Systems of Sustainable Consumption and Production (SSCP) Scoping Event

5:00 PM – 6:30 PM JST on Tuesday, 15 June

The Belmont Forum welcomes you to participate in a scoping workshop focused on Systems of Sustainable Consumption and Production (SSCP). The Forum is a global partnership of funders committed to understanding, mitigating, and adapting to global environmental change. Members and partners invest in international calls for proposals called Collaborative Research Actions (CRAs). Through the CRA process, funding and resources are allocated to multinational project teams that draw on scientific and stakeholder knowledge to co-create and co-implement research and action.

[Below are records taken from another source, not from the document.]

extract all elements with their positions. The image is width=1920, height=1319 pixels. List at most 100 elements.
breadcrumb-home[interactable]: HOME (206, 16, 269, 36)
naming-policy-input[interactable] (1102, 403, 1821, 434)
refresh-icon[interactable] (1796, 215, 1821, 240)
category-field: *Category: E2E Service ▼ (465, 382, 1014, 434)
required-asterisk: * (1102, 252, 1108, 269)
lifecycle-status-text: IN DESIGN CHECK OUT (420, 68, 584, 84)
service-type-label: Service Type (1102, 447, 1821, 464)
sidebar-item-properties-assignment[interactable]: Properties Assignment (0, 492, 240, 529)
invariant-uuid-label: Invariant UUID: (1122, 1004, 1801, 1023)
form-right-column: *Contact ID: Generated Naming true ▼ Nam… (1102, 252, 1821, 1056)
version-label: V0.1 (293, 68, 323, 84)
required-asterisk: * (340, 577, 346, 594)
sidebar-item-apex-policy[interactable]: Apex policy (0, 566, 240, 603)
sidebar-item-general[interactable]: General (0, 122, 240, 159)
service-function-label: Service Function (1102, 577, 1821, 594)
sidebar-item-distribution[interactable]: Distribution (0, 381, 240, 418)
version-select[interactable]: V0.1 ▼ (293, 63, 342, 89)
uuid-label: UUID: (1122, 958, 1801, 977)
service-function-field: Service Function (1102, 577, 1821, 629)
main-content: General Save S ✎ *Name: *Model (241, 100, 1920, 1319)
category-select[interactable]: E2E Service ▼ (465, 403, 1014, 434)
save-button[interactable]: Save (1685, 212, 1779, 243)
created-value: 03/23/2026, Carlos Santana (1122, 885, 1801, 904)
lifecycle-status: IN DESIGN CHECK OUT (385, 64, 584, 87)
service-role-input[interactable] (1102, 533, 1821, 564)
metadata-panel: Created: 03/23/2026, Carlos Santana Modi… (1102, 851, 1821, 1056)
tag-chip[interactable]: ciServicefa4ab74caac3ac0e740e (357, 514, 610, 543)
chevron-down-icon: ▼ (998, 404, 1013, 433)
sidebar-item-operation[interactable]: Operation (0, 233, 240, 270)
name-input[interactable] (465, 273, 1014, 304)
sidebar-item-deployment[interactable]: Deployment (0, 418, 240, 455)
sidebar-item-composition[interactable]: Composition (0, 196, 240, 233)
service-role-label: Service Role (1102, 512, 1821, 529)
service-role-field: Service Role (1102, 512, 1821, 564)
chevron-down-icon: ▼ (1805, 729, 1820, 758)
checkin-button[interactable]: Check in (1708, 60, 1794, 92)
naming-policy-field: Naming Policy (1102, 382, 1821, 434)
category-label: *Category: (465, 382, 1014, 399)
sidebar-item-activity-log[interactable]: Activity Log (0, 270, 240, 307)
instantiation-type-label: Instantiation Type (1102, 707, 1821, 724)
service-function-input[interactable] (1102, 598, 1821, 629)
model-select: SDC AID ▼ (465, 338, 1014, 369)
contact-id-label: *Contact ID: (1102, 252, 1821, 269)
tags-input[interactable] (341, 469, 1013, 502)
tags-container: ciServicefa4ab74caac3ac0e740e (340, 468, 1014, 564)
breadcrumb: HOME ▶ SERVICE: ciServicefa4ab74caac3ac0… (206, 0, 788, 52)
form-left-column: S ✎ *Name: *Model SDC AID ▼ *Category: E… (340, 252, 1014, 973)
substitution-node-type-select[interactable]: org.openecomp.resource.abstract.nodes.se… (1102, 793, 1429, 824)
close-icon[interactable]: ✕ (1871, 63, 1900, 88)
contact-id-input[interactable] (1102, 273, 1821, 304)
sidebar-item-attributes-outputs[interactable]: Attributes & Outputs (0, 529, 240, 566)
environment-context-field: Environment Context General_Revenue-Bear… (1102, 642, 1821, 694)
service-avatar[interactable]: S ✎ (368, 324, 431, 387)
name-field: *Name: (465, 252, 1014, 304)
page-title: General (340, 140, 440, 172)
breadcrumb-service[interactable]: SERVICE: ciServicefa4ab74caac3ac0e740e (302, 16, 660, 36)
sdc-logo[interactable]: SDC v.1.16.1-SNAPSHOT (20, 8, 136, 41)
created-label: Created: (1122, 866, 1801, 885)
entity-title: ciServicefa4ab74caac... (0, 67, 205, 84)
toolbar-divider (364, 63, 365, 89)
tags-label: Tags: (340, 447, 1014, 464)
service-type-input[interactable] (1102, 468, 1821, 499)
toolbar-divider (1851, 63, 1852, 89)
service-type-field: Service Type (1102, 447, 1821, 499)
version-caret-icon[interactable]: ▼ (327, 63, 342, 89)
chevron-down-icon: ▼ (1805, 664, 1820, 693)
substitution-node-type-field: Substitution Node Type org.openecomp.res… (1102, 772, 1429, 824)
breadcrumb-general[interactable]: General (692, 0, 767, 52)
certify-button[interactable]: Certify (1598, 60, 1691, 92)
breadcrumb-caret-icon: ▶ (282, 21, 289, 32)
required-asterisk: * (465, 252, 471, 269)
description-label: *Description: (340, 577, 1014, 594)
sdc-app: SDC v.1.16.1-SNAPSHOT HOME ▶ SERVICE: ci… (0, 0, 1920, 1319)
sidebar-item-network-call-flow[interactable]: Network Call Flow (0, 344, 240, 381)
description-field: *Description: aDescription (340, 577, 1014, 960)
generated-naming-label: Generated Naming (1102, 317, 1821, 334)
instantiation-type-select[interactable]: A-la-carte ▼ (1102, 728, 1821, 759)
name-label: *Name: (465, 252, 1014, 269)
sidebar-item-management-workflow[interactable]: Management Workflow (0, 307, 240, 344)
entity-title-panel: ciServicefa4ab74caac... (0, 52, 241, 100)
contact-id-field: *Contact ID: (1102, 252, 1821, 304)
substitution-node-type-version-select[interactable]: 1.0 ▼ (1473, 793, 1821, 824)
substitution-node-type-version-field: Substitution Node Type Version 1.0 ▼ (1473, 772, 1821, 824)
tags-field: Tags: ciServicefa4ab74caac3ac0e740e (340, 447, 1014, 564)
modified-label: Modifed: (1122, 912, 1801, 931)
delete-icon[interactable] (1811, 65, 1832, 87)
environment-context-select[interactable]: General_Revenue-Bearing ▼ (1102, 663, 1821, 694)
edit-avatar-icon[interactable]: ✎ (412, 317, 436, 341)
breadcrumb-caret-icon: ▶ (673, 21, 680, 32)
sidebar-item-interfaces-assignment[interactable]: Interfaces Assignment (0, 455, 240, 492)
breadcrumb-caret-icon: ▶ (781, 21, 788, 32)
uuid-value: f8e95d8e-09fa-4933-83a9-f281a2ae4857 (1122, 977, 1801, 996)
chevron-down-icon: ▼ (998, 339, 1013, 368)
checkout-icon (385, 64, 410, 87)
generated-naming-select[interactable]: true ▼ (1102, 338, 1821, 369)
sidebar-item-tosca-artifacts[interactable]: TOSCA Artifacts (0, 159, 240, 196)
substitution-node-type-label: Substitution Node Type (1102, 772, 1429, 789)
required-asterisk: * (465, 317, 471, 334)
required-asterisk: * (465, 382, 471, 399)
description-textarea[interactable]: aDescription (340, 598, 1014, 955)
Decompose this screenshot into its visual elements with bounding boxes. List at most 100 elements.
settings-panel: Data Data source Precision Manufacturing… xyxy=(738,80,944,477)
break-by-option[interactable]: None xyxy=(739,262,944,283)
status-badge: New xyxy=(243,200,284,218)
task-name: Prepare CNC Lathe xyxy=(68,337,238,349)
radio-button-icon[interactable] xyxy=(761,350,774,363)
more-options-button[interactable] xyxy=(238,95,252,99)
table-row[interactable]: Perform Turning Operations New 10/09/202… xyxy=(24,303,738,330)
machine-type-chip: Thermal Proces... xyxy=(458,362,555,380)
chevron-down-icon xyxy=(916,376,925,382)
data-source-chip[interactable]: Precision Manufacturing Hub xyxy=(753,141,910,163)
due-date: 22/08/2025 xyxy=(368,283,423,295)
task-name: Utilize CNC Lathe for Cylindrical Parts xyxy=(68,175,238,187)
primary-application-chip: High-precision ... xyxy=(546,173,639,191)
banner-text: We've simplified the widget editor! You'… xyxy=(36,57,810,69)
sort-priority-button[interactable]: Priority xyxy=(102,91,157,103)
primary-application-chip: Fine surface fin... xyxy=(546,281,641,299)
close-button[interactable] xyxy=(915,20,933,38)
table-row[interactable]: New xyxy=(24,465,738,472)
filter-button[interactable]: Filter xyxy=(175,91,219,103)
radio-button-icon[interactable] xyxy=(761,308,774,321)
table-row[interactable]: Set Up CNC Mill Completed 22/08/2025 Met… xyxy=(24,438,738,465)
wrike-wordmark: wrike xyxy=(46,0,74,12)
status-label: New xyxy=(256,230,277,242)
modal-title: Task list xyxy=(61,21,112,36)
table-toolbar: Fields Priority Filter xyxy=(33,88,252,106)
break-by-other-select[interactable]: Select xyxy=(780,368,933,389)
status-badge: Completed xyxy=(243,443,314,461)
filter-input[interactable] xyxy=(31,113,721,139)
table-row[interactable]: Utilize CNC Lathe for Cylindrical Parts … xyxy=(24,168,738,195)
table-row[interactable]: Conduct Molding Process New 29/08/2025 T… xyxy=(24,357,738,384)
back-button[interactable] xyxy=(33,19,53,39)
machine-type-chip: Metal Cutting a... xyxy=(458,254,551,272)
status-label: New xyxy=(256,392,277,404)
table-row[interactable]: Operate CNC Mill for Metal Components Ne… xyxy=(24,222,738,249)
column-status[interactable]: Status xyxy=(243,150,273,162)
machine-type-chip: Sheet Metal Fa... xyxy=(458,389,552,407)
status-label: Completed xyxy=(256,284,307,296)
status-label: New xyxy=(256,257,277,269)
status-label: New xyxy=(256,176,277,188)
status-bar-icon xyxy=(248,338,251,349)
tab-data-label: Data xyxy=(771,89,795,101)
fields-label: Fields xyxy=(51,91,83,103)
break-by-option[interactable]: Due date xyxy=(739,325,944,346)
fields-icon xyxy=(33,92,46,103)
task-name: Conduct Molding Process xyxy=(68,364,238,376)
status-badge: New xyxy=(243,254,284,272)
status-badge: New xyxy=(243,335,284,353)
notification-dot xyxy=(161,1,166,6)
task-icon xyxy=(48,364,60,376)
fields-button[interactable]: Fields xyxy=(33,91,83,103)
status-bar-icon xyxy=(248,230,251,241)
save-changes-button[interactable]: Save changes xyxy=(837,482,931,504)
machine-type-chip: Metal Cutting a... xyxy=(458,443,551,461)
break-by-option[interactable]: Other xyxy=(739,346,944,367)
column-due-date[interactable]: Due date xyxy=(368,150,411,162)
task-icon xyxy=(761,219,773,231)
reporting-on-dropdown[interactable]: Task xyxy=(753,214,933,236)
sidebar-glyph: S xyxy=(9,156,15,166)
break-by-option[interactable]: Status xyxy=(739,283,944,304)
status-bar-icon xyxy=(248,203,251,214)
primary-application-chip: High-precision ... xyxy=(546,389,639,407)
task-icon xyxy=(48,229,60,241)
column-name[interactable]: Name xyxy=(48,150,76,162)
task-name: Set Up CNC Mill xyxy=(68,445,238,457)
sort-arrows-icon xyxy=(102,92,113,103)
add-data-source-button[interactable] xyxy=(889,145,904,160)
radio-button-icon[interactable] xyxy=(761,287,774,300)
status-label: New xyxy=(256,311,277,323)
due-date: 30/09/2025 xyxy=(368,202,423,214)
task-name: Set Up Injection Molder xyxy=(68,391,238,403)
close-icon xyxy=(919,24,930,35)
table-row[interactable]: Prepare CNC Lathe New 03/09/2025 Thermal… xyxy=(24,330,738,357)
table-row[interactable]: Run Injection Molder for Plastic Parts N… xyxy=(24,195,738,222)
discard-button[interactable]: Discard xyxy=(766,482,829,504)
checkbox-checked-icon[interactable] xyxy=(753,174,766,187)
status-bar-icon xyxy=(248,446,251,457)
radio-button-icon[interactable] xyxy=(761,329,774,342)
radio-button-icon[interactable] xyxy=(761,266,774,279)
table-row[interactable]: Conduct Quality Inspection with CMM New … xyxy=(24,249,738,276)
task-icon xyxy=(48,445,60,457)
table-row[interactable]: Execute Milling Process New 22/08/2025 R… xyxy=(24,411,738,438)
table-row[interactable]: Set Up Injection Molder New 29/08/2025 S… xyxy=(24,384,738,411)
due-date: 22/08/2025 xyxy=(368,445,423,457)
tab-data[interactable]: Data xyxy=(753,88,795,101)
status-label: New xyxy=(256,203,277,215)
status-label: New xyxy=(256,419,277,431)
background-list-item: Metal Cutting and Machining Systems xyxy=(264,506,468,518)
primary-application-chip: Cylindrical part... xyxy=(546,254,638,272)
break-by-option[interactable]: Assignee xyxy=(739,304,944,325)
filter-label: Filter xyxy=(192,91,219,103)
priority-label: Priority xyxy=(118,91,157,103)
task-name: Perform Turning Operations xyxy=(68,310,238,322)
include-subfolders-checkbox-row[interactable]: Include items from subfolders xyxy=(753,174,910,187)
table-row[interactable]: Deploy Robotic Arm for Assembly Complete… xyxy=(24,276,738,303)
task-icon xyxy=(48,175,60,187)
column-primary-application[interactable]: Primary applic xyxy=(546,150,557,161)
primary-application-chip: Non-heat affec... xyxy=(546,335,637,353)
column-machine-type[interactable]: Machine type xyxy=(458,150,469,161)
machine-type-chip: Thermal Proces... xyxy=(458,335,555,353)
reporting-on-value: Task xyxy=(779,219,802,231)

The SSCP call is co-branded with Future Earth, and the scoping will be led by Belmont Forum member MOST (Ministry of Science and Technology of Chinese Taipei). Part of the development process of a CRA is a series of scoping workshops with funders and experts. Previous scoping workshops for funding agencies and experts have been held that allowed the global community to share their perspectives on how transdisciplinary, transnational approaches can be applied to SSCP, and whether the pandemic has shifted understanding or priorities within SSCP as a focal area. This SRI event will synthesize the information gathered in the previous scoping workshops to begin developing the SSCP call text. It will involve an interactive program to maximize the opportunity for attendee input.